It's all about me and the hose these days. The weather has been absurd and we are just hanging out inside, watching too much television (El has an on-again-off-again fever) and eating fig newtons. Occasionally I'll go outside and sprinkle the grass seed with water and sweat up a storm. Altogether it's so hot that we can't even entertain the thought of visiting a playground - but we did venture to the market and the library today. And I went so far as to make a yummy grilled pizza dinner. The girls were delighted to roll out the dough and sprinkle cheese to help cook, but when it came down to eating it they were more interested in playing under the table and running around. I guess I should appreciate the fact that they are such great buddies for one another. They are so totally in love with playing together, shouting, twirling, shoving, laughing and the new big favorite: hide and seek. The problem now is that they gang up on me and I have a hard time asserting myself to gain control of the situation.

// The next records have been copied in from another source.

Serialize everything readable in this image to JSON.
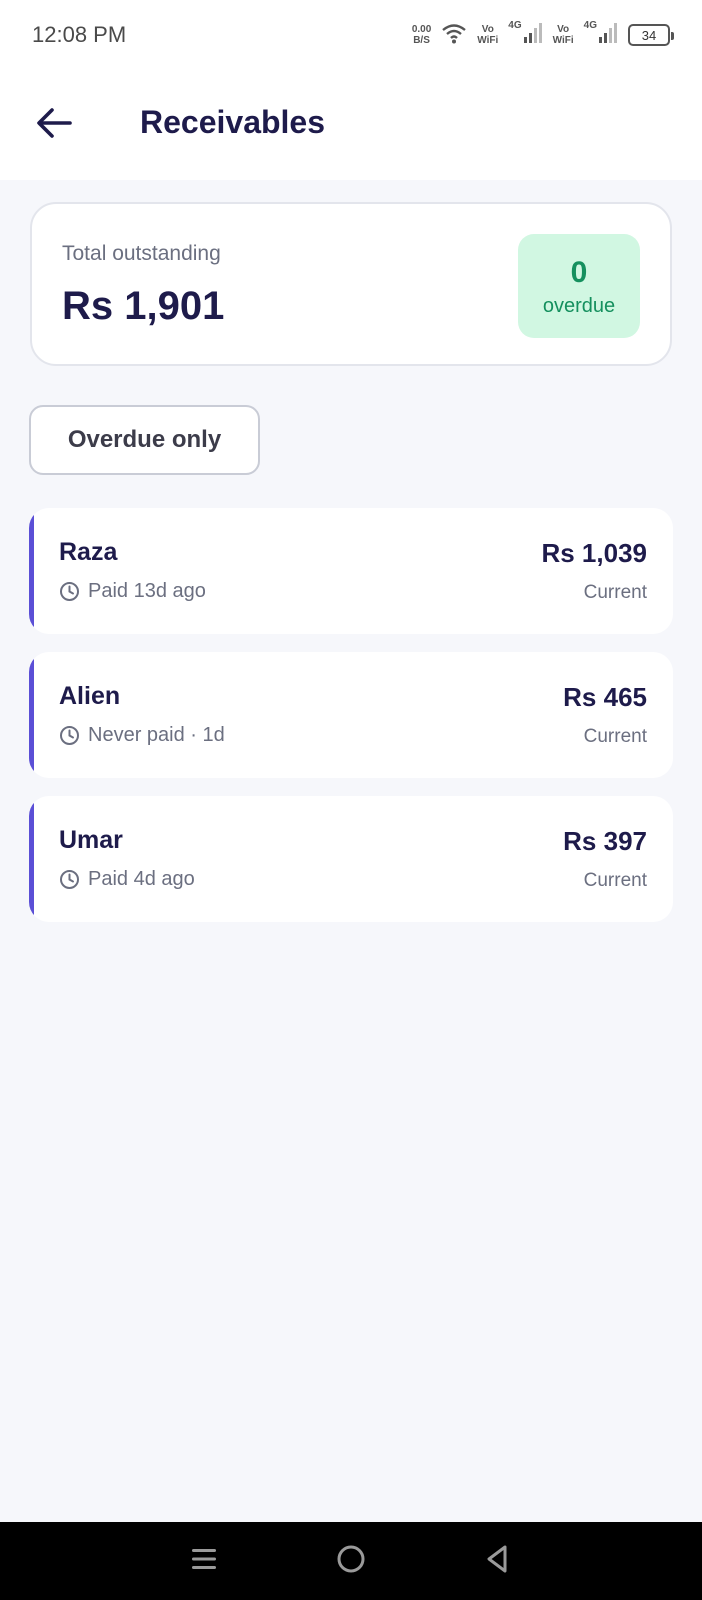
{
  "status_bar": {
    "time": "12:08 PM",
    "net_speed_value": "0.00",
    "net_speed_unit": "B/S",
    "vowifi_1_top": "Vo",
    "vowifi_1_bottom": "WiFi",
    "signal_1_label": "4G",
    "vowifi_2_top": "Vo",
    "vowifi_2_bottom": "WiFi",
    "signal_2_label": "4G",
    "battery": "34"
  },
  "header": {
    "title": "Receivables",
    "back_icon": "arrow-left-icon"
  },
  "summary": {
    "label": "Total outstanding",
    "amount": "Rs 1,901",
    "overdue_count": "0",
    "overdue_label": "overdue"
  },
  "filter": {
    "label": "Overdue only"
  },
  "receivables": [
    {
      "name": "Raza",
      "meta": "Paid 13d ago",
      "amount": "Rs 1,039",
      "status": "Current"
    },
    {
      "name": "Alien",
      "meta": "Never paid · 1d",
      "amount": "Rs 465",
      "status": "Current"
    },
    {
      "name": "Umar",
      "meta": "Paid 4d ago",
      "amount": "Rs 397",
      "status": "Current"
    }
  ],
  "colors": {
    "accent": "#5b4fd6",
    "title": "#1e1b4b",
    "overdue_bg": "#d1f7e2",
    "overdue_text": "#15905e",
    "background": "#f6f7fb"
  },
  "nav": {
    "menu_icon": "menu-icon",
    "home_icon": "home-circle-icon",
    "back_icon": "back-triangle-icon"
  }
}
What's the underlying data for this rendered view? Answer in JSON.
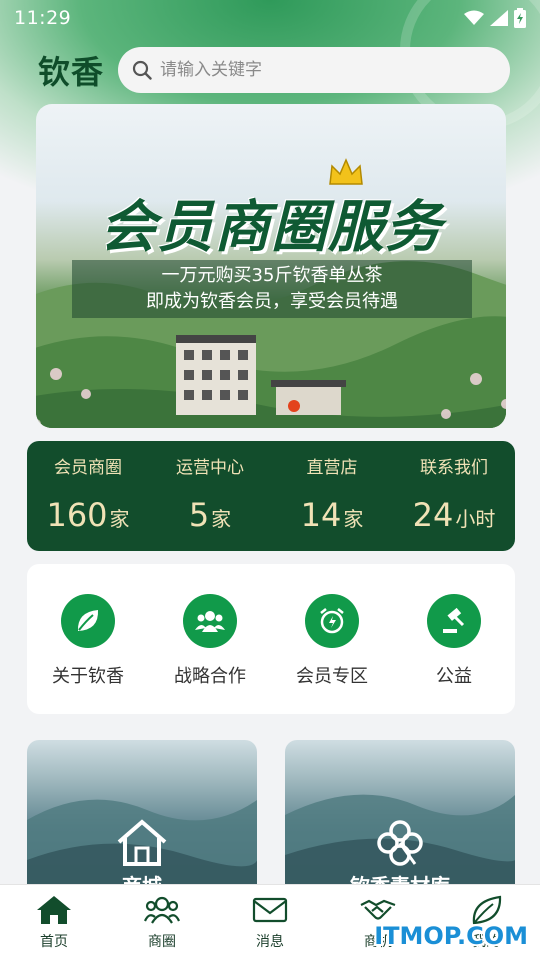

Well, we are trying out a new babysitter tomorrow morning. She's a 19 year old RISD student... which seems crazy young to me, but if she's fun and likes to do projects then Ru and El will most likely dig her. I told her that she had to be neat and tidy in our email correspondence - was that creepy of me? I don't pride myself on my cleanliness. But at this point I know what a good sitter/nanny is (ahem - AUDREY!) and how they should conduct themselves to make it financially worth my while. I'll report back and let you know how it all turns out, because I could really use a break. One more session of play-doh-rama and I'm going to keel over with Child Overdose...
For the Dr. Myles update: we have seen him a total of 4 hours in the last 5 days. I think. At this point it's silly to keep track, but I do want Ruby and Eloise to have SOME Dad time. Every morning Eloise gets up and says, "I'm going to go wake up Daddy." Then I have to say, "Oh, Dad left for work already. Maybe we'll get to see him tonight." She's usually pretty positive after that and replies with a "But we can make him dinner though." And she's sometimes right, but tonight we were all alone. I wonder how much they register Myles' radically different schedule, and whether they expect for him to miraculously stop working again and resume spending every second with us. I will admit to having these fantasies about Myles' schedule, where POOF! - the required hours of an intern will become 9-5 with free weekends (and then I can complain about that lifestyle like the majority of the U.S.). What do I do while waiting for that dream to come true? Keep busy trying not to kill the lawn, combatting the onslaught of fruit flies in my kitchen (they love to drown themselves in my wine glass), excavating blackheads in a dingy mirror, dabbling in mildew management, fluffing couch cushions, combing the cat, cleaning up spills, removing stains, sweeping crumbs, changing diapers, taking the trash out and fighting with all of the atrocious smells that this house seems to produce in a 24 hour period. (You know you want my life... you SO SO SO want to be me right now, I know it.)
For next week the plan is to head to the Adirondaks to hang with the Webster clan... however this will involve a 6-plus hour drive in the famous Black Rocket. And that means just me and the girls. Solo Mom. (Oh, and then we have to drive back 6 hours.) Great-Grandma Betty is celebrating her 90th birthday and honestly, she's my hero. I have to let her know what a role model she is for someone like me - I mean, she raised 4 kids with a doctor husband in the days when you sewed your own cloth diapers and scrubbed them clean in a wash basin. PUH-LEEZ! Can you fellow Mammas even begin to imagine? Think of how radically our roles as women/mothers/professionals have changed in the last 90 years... it's so dumbfounding to me that I think a 6 hour drive is definitely in order to honor her totally bad-ass life. Rock on Grandma Betty... 90 is the new 40.
1 comment:
Mollie, I just love reading your posts. (It's good to have you back in the saddle, my friend!) I think you are totally kickin' butt -- with two little girls and Myles not around a lot, it seems almost insurmountable. But you hang in there and your stories are so real; the good stuff, the bad stuff, everything in between... it's so refreshing. I wish you still lived here -- I would totally babysit for you!